Crackdown on drugs in the Philippines involves extrajudicial killings

September 12, 2016

Human rights and faith groups are speaking out against extrajudicial killings in the Philippines linked to the new president’s antidrug campaign.

The National Council of Churches in the Philippines released a statement in early September decrying both the harm caused by illegal drugs and the execution of alleged drug dealers without trial.

“The continuing killings shake our confidence in the ability of the government to uphold basic human rights and legal processes which are hallmarks of our Constitution,” leaders of the NCCP’s ten member churches wrote. “We cannot go on with this impunity.”

The Catholic Bishops’ Conference of the Philippines released a pastoral appeal to law enforcement earlier this summer, saying that they “are disturbed by an increasing number of reports that suspected drug-peddlers, pushers, and others . . . have been shot, supposedly because they resist arrest.”

The bishops called for all to be accountable for stopping the increase in criminal activity.

Archbishop Socrates B. Villegas disseminated a homily read throughout his archdiocese in early August.

“I do not have to be a Catholic to be disturbed by the killings that jar us every time we hear or watch or read the news,” he wrote. “The humanity in me cries each time I see a parent and a child grieve over loved ones killed on the sidewalk or thrown in grassy areas hogtied or masked with tape.”

He noted that authorities would say that the antidrug campaign must be given a chance to work, to create a society where children are not threatened by drugs. But the murders are teaching children “that killing suspected criminals without fair hearing is a morally acceptable way to eradicate crime,” he wrote. “Who can say the killed is innocent or guilty?”

On the campaign trail, Rodrigo Duterte promised to stamp out criminality within three to six months. The people of the Philippines elected him with a large margin.

In his first months as the nation’s president, the rate of extrajudicial killings linked to his antidrug campaign has exploded. One news source reported that more than 1,900 people have been killed in the crackdown on drug trafficking in the Philippines since Duterte was elected. About 800 of the deaths came at the hands of police during antidrug operations, with the rest occurring under as yet unknown circumstances. Human rights groups have suggested that vigilantes acting with the tacit approval of police—and in some cases, police themselves—are responsible for many of the unsolved killings.

At the same time, the crime rate has gone down since Duterte entered office, as it did in Davao City during his term as mayor, said Anni Piiparinen, a specialist on Southeast Asian security at the Atlantic Council.

“Filipinos are very weary of high crime rates in the country, and the president has played successfully to insecurities,” she said. “A lot of people see the killings as a necessary evil in the pursuit of his agenda.”

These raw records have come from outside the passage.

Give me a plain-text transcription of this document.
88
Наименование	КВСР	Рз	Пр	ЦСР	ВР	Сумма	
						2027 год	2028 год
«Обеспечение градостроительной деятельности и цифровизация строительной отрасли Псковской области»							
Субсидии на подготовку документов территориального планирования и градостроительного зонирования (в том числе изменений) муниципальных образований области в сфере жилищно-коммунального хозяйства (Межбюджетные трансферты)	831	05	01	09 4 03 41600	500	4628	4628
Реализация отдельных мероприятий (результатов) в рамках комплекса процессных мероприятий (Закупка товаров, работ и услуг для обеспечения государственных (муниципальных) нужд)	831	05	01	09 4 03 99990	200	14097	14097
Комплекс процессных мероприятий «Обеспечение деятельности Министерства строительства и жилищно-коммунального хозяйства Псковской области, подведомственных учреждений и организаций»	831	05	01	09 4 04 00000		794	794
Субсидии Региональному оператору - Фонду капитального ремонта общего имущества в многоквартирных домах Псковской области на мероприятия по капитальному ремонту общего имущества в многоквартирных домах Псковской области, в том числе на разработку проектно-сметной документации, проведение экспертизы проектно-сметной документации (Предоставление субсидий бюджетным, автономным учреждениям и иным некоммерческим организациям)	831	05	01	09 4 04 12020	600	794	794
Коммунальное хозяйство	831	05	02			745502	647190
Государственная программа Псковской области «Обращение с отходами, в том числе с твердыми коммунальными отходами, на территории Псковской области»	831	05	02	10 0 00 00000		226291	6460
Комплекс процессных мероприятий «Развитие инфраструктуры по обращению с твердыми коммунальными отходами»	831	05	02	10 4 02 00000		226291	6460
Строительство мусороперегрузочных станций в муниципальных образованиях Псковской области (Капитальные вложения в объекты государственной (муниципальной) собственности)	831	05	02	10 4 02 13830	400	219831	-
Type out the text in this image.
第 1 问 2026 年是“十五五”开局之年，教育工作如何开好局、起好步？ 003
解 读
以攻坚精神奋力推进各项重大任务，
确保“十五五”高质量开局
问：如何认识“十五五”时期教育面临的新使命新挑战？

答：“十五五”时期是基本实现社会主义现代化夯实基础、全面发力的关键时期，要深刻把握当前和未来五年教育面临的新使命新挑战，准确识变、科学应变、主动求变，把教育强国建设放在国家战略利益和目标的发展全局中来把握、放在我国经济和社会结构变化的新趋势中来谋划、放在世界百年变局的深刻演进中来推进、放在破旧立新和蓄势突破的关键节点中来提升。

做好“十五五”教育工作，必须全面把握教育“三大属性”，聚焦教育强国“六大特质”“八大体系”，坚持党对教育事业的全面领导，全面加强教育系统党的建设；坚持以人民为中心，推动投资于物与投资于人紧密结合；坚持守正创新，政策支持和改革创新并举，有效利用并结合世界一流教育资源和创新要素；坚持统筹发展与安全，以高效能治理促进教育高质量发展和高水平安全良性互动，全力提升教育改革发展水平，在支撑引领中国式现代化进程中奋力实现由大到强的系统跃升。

In Davao, a city of about 1.5 million people, it’s safe to walk anywhere at night, locals say. And the most common drug, the methamphetamine strain called shabu, is no longer sold in the streets. Smoking in public is banned, as is the use of firecrackers and driving at more than 19 m.p.h. on downtown streets. Traffic accidents have fallen more than 40 percent since the speed limit took effect in 2013. —the Christian Century; The Christian Science Monitor

This article was edited on September 12, 2016.